The hotel would provide complimentary breakfast but would not have a banquet hall, room service or a full-service restaurant or bar. Patel said that the price range for similar hotels is $125 to $145 per night.
The ARB voted, 3-0, to approve a certificate of appropriateness for the hotel, as long as the project team modifies the design slightly and returns to the ARB in two weeks for a final work session. ARB members Frank Stoner and Bruce Wardell were absent.
One of the ARB’s points of concern was the shade of the brick for the hotel base. The architecture firm, Design Enclave, chose a brick similar to the mottled gray ones at the student apartment building Lark on Main, but the brick sample looked darker than the architectural drawing.
“The owners were inclined to go more contemporary for the look of the building … but obviously, we wanted to stay with brick,” said Nitin Kulkarni, of Design Enclave. “I took the picture of that and gave it to my rendering guy to apply it on the CAD [drawing] and that’s the best he can come up with.”

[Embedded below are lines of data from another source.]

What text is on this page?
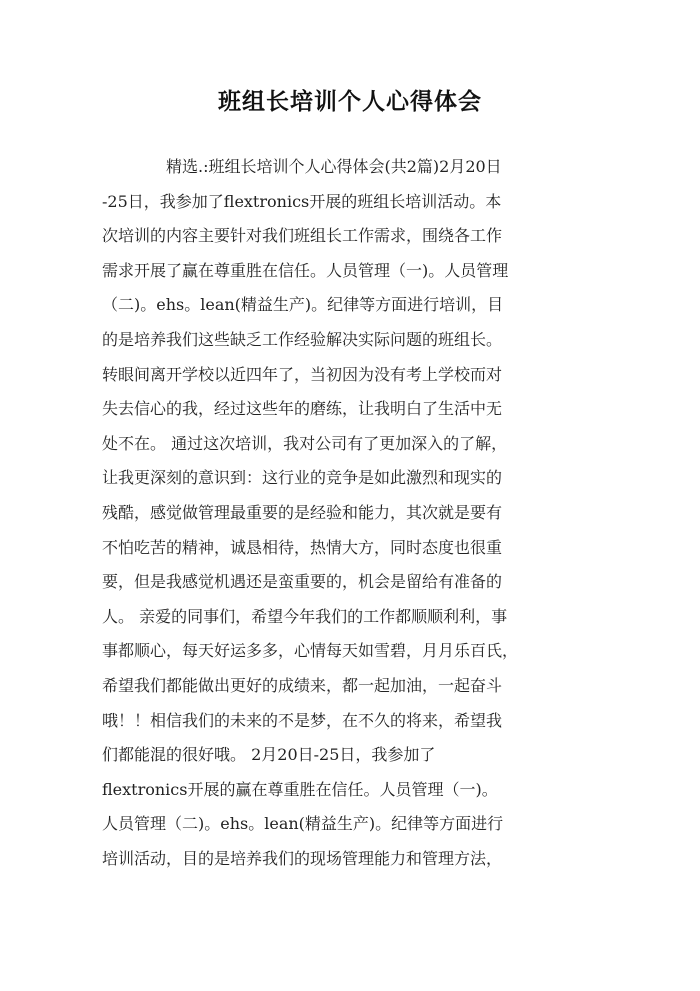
班组长培训个人心得体会
精选.:班组长培训个人心得体会(共2篇)2月20日
-25日，我参加了flextronics开展的班组长培训活动。本
次培训的内容主要针对我们班组长工作需求，围绕各工作
需求开展了赢在尊重胜在信任。人员管理（一)。人员管理
（二)。ehs。lean(精益生产)。纪律等方面进行培训，目
的是培养我们这些缺乏工作经验解决实际问题的班组长。
转眼间离开学校以近四年了，当初因为没有考上学校而对
失去信心的我，经过这些年的磨练，让我明白了生活中无
处不在。 通过这次培训，我对公司有了更加深入的了解，
让我更深刻的意识到：这行业的竞争是如此激烈和现实的
残酷，感觉做管理最重要的是经验和能力，其次就是要有
不怕吃苦的精神，诚恳相待，热情大方，同时态度也很重
要，但是我感觉机遇还是蛮重要的，机会是留给有准备的
人。 亲爱的同事们，希望今年我们的工作都顺顺利利，事
事都顺心，每天好运多多，心情每天如雪碧，月月乐百氏，
希望我们都能做出更好的成绩来，都一起加油，一起奋斗
哦！！相信我们的未来的不是梦，在不久的将来，希望我
们都能混的很好哦。 2月20日-25日，我参加了
flextronics开展的赢在尊重胜在信任。人员管理（一)。
人员管理（二)。ehs。lean(精益生产)。纪律等方面进行
培训活动，目的是培养我们的现场管理能力和管理方法，
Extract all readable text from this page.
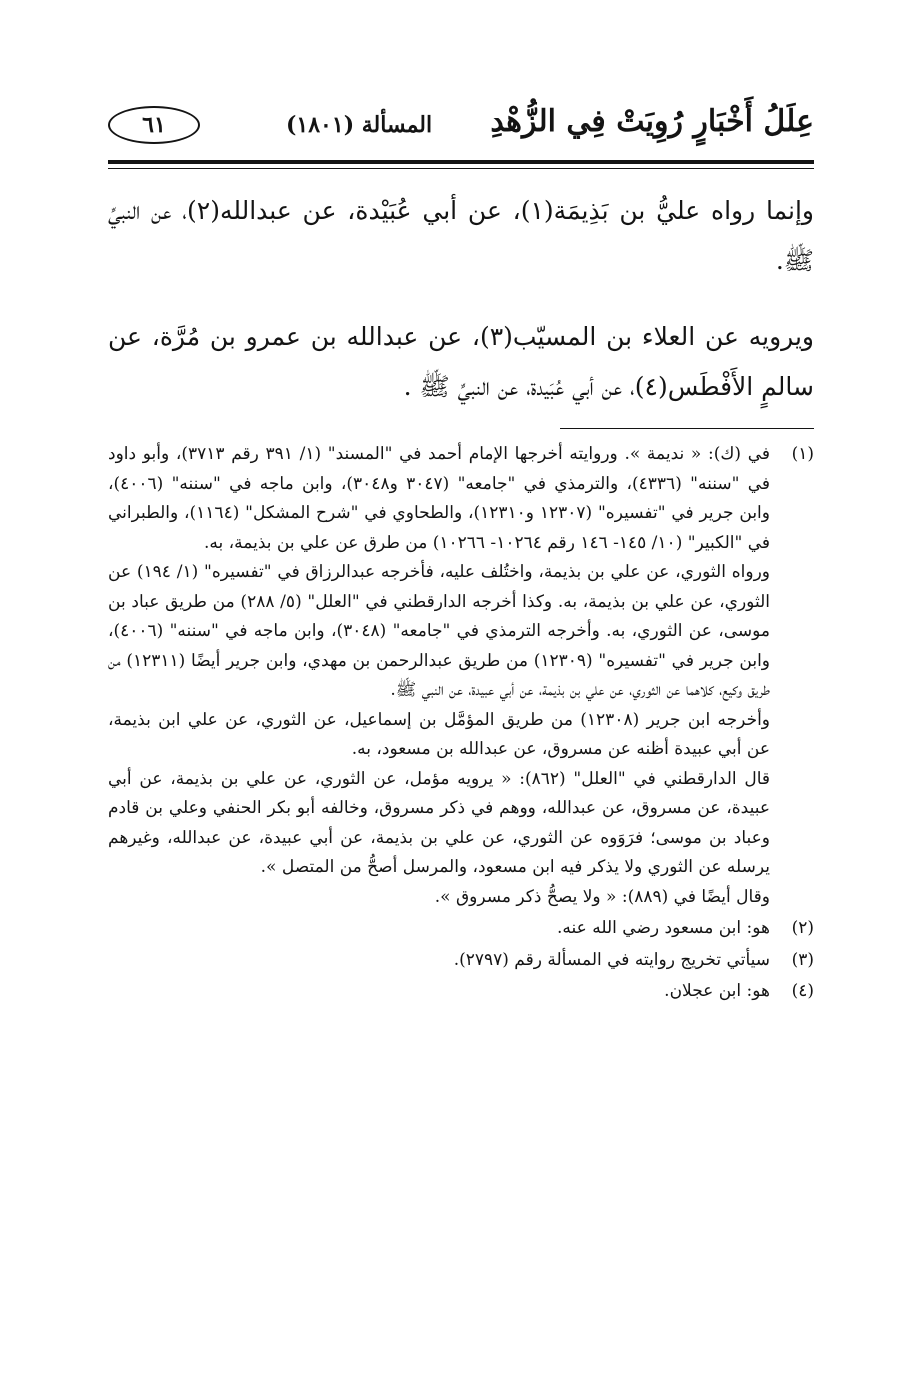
عِلَلُ أَخْبَارٍ رُوِيَتْ فِي الزُّهْدِ
المسألة (١٨٠١)
٦١

وإنما رواه عليُّ بن بَذِيمَة(١)، عن أبي عُبَيْدة، عن عبدالله(٢)، عن النبيِّ ﷺ.

ويرويه عن العلاء بن المسيّب(٣)، عن عبدالله بن عمرو بن مُرَّة، عن سالمٍ الأَفْطَس(٤)، عن أبي عُبَيدة، عن النبيِّ ﷺ .

(١)

في (ك): « نديمة ». وروايته أخرجها الإمام أحمد في "المسند" (١/ ٣٩١ رقم ٣٧١٣)، وأبو داود في "سننه" (٤٣٣٦)، والترمذي في "جامعه" (٣٠٤٧ و٣٠٤٨)، وابن ماجه في "سننه" (٤٠٠٦)، وابن جرير في "تفسيره" (١٢٣٠٧ و١٢٣١٠)، والطحاوي في "شرح المشكل" (١١٦٤)، والطبراني في "الكبير" (١٠/ ١٤٥- ١٤٦ رقم ١٠٢٦٤- ١٠٢٦٦) من طرق عن علي بن بذيمة، به.

ورواه الثوري، عن علي بن بذيمة، واختُلف عليه، فأخرجه عبدالرزاق في "تفسيره" (١/ ١٩٤) عن الثوري، عن علي بن بذيمة، به. وكذا أخرجه الدارقطني في "العلل" (٥/ ٢٨٨) من طريق عباد بن موسى، عن الثوري، به. وأخرجه الترمذي في "جامعه" (٣٠٤٨)، وابن ماجه في "سننه" (٤٠٠٦)، وابن جرير في "تفسيره" (١٢٣٠٩) من طريق عبدالرحمن بن مهدي، وابن جرير أيضًا (١٢٣١١) من طريق وكيع، كلاهما عن الثوري، عن علي بن بذيمة، عن أبي عبيدة، عن النبي ﷺ.

وأخرجه ابن جرير (١٢٣٠٨) من طريق المؤمَّل بن إسماعيل، عن الثوري، عن علي ابن بذيمة، عن أبي عبيدة أظنه عن مسروق، عن عبدالله بن مسعود، به.

قال الدارقطني في "العلل" (٨٦٢): « يرويه مؤمل، عن الثوري، عن علي بن بذيمة، عن أبي عبيدة، عن مسروق، عن عبدالله، ووهم في ذكر مسروق، وخالفه أبو بكر الحنفي وعلي بن قادم وعباد بن موسى؛ فرَوَوه عن الثوري، عن علي بن بذيمة، عن أبي عبيدة، عن عبدالله، وغيرهم يرسله عن الثوري ولا يذكر فيه ابن مسعود، والمرسل أصحُّ من المتصل ».

وقال أيضًا في (٨٨٩): « ولا يصحُّ ذكر مسروق ».

(٢)

هو: ابن مسعود رضي الله عنه.

(٣)

سيأتي تخريج روايته في المسألة رقم (٢٧٩٧).

(٤)

هو: ابن عجلان.
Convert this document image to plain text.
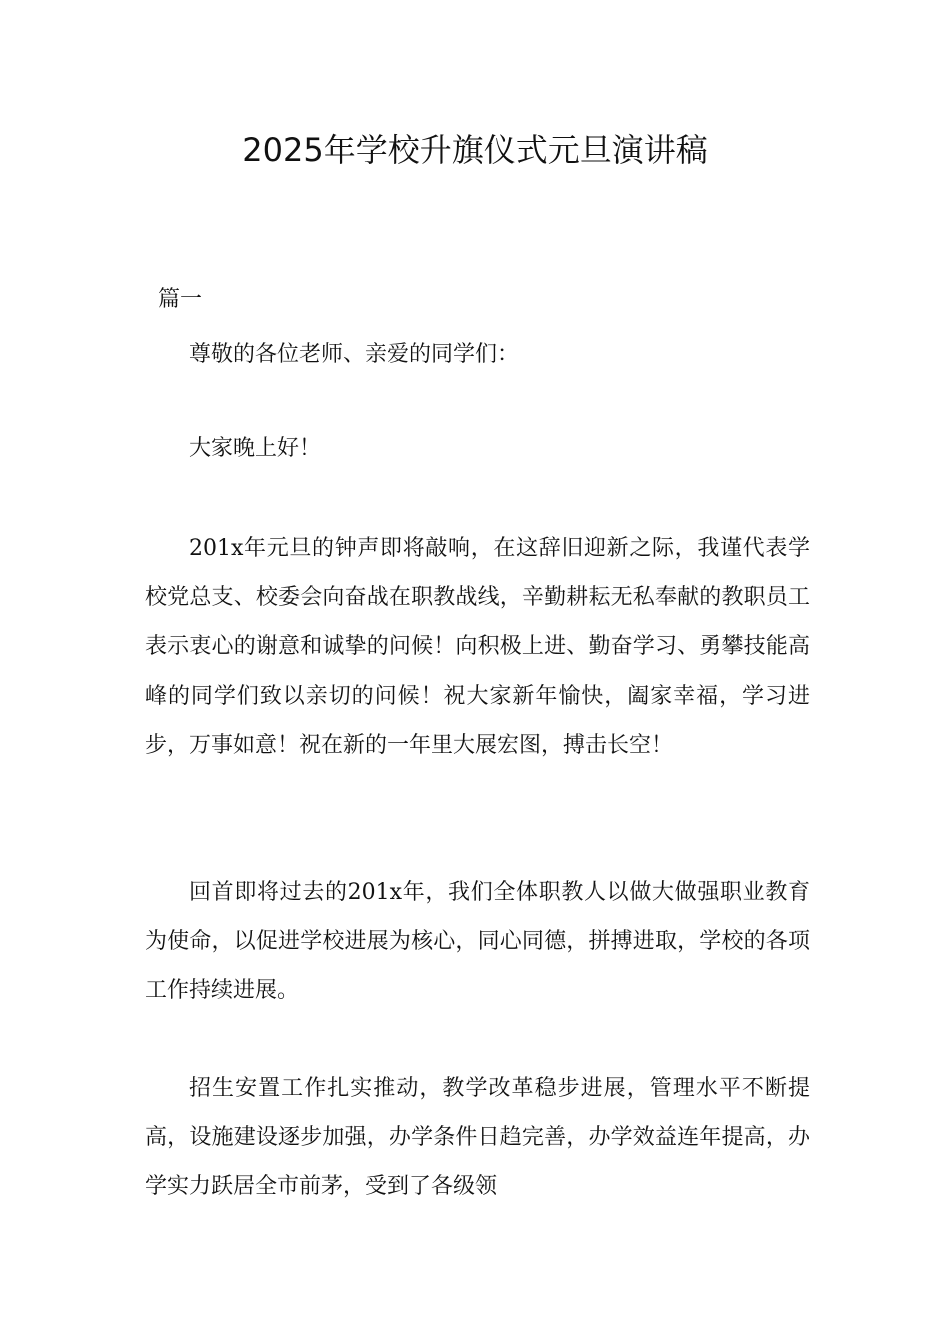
2025年学校升旗仪式元旦演讲稿
篇一

尊敬的各位老师、亲爱的同学们：

大家晚上好！

201x年元旦的钟声即将敲响，在这辞旧迎新之际，我谨代表学校党总支、校委会向奋战在职教战线，辛勤耕耘无私奉献的教职员工表示衷心的谢意和诚挚的问候！向积极上进、勤奋学习、勇攀技能高峰的同学们致以亲切的问候！祝大家新年愉快，阖家幸福，学习进步，万事如意！祝在新的一年里大展宏图，搏击长空！

回首即将过去的201x年，我们全体职教人以做大做强职业教育为使命，以促进学校进展为核心，同心同德，拼搏进取，学校的各项工作持续进展。

招生安置工作扎实推动，教学改革稳步进展，管理水平不断提高，设施建设逐步加强，办学条件日趋完善，办学效益连年提高，办学实力跃居全市前茅，受到了各级领
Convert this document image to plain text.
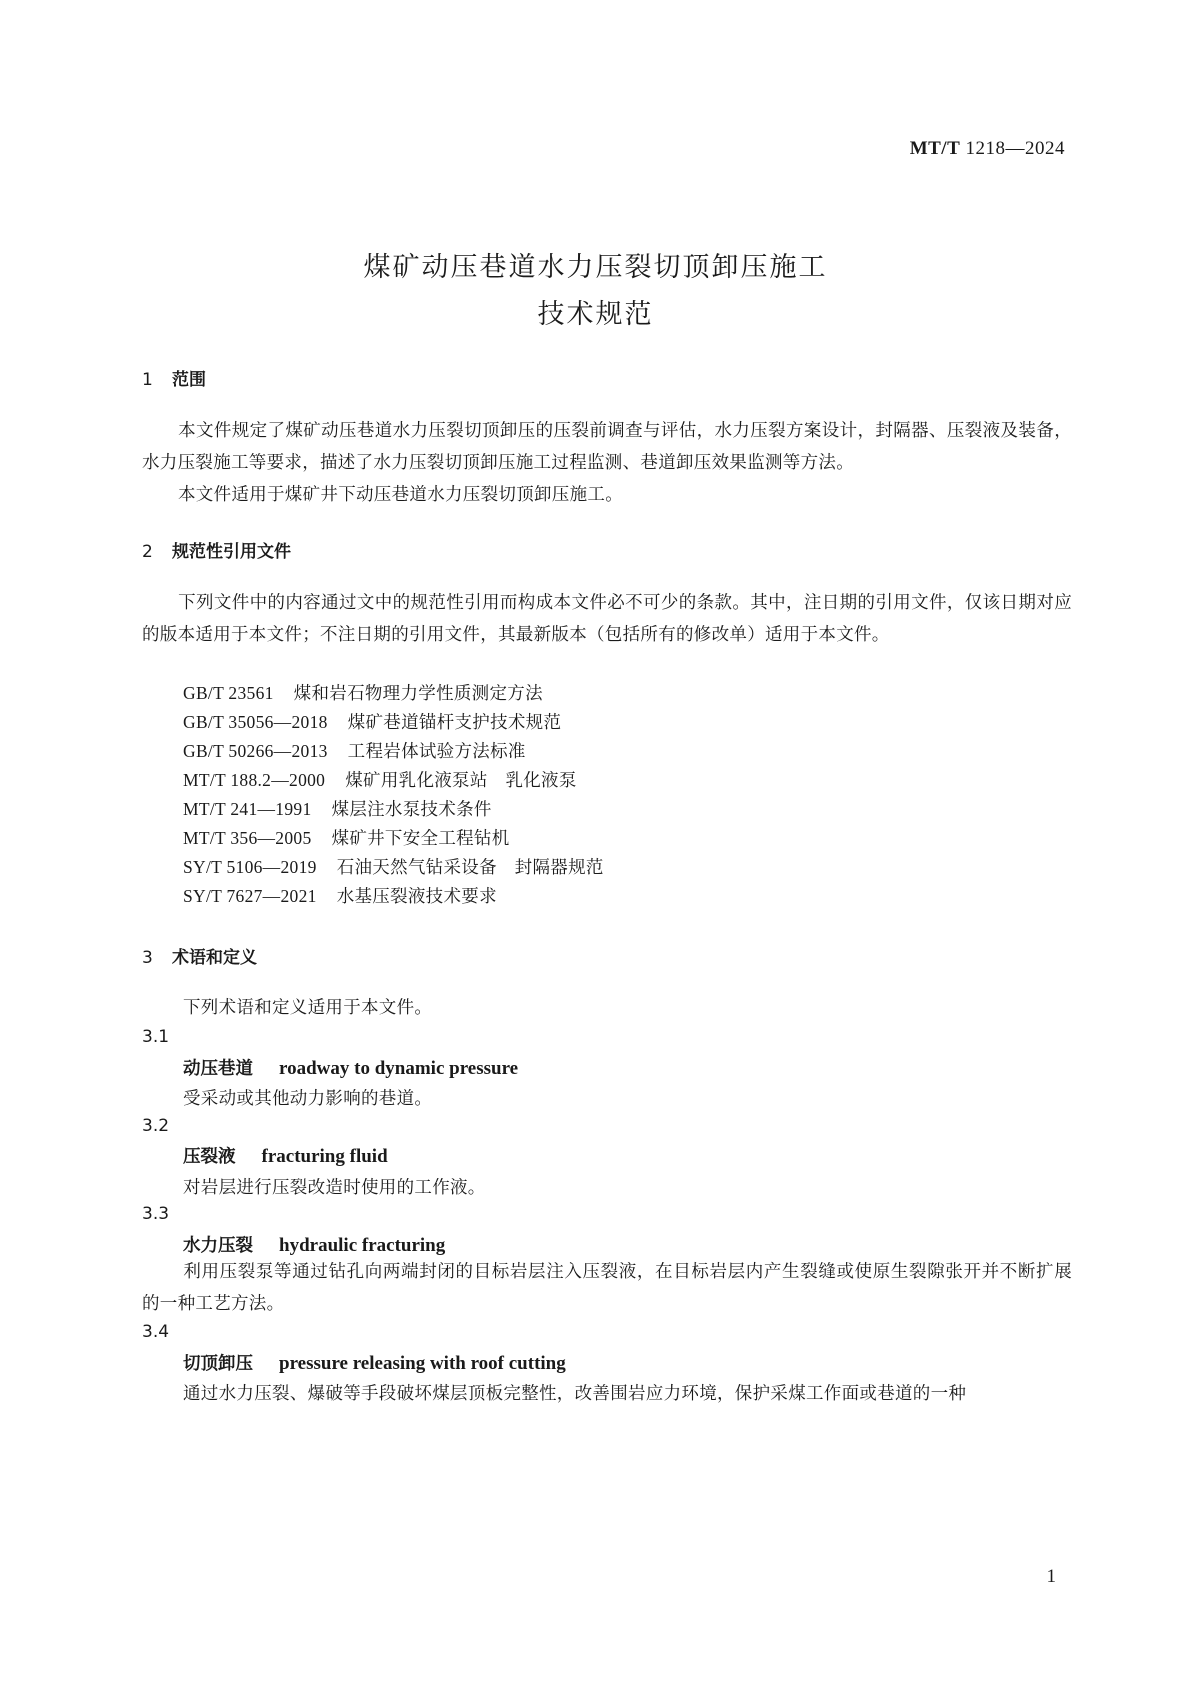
MT/T 1218—2024
煤矿动压巷道水力压裂切顶卸压施工
技术规范
1 范围
本文件规定了煤矿动压巷道水力压裂切顶卸压的压裂前调查与评估，水力压裂方案设计，封隔器、压裂液及装备，水力压裂施工等要求，描述了水力压裂切顶卸压施工过程监测、巷道卸压效果监测等方法。
本文件适用于煤矿井下动压巷道水力压裂切顶卸压施工。
2 规范性引用文件
下列文件中的内容通过文中的规范性引用而构成本文件必不可少的条款。其中，注日期的引用文件，仅该日期对应的版本适用于本文件；不注日期的引用文件，其最新版本（包括所有的修改单）适用于本文件。
GB/T 23561 煤和岩石物理力学性质测定方法
GB/T 35056—2018 煤矿巷道锚杆支护技术规范
GB/T 50266—2013 工程岩体试验方法标准
MT/T 188.2—2000 煤矿用乳化液泵站　乳化液泵
MT/T 241—1991 煤层注水泵技术条件
MT/T 356—2005 煤矿井下安全工程钻机
SY/T 5106—2019 石油天然气钻采设备　封隔器规范
SY/T 7627—2021 水基压裂液技术要求
3 术语和定义
下列术语和定义适用于本文件。
3.1
动压巷道 roadway to dynamic pressure
受采动或其他动力影响的巷道。
3.2
压裂液 fracturing fluid
对岩层进行压裂改造时使用的工作液。
3.3
水力压裂 hydraulic fracturing
利用压裂泵等通过钻孔向两端封闭的目标岩层注入压裂液，在目标岩层内产生裂缝或使原生裂隙张开并不断扩展的一种工艺方法。
3.4
切顶卸压 pressure releasing with roof cutting
通过水力压裂、爆破等手段破坏煤层顶板完整性，改善围岩应力环境，保护采煤工作面或巷道的一种
1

The ARB asked the team to return with a picture of the lighter brick on another building. The board’s other suggestions for incorporating the hotel into the corridor included darker fencing, simplifying the design of the front of the building and adding windows to the building’s western side.
The team, which also includes local civil engineer Justin Shimp, is scheduled to return to the ARB on March 18.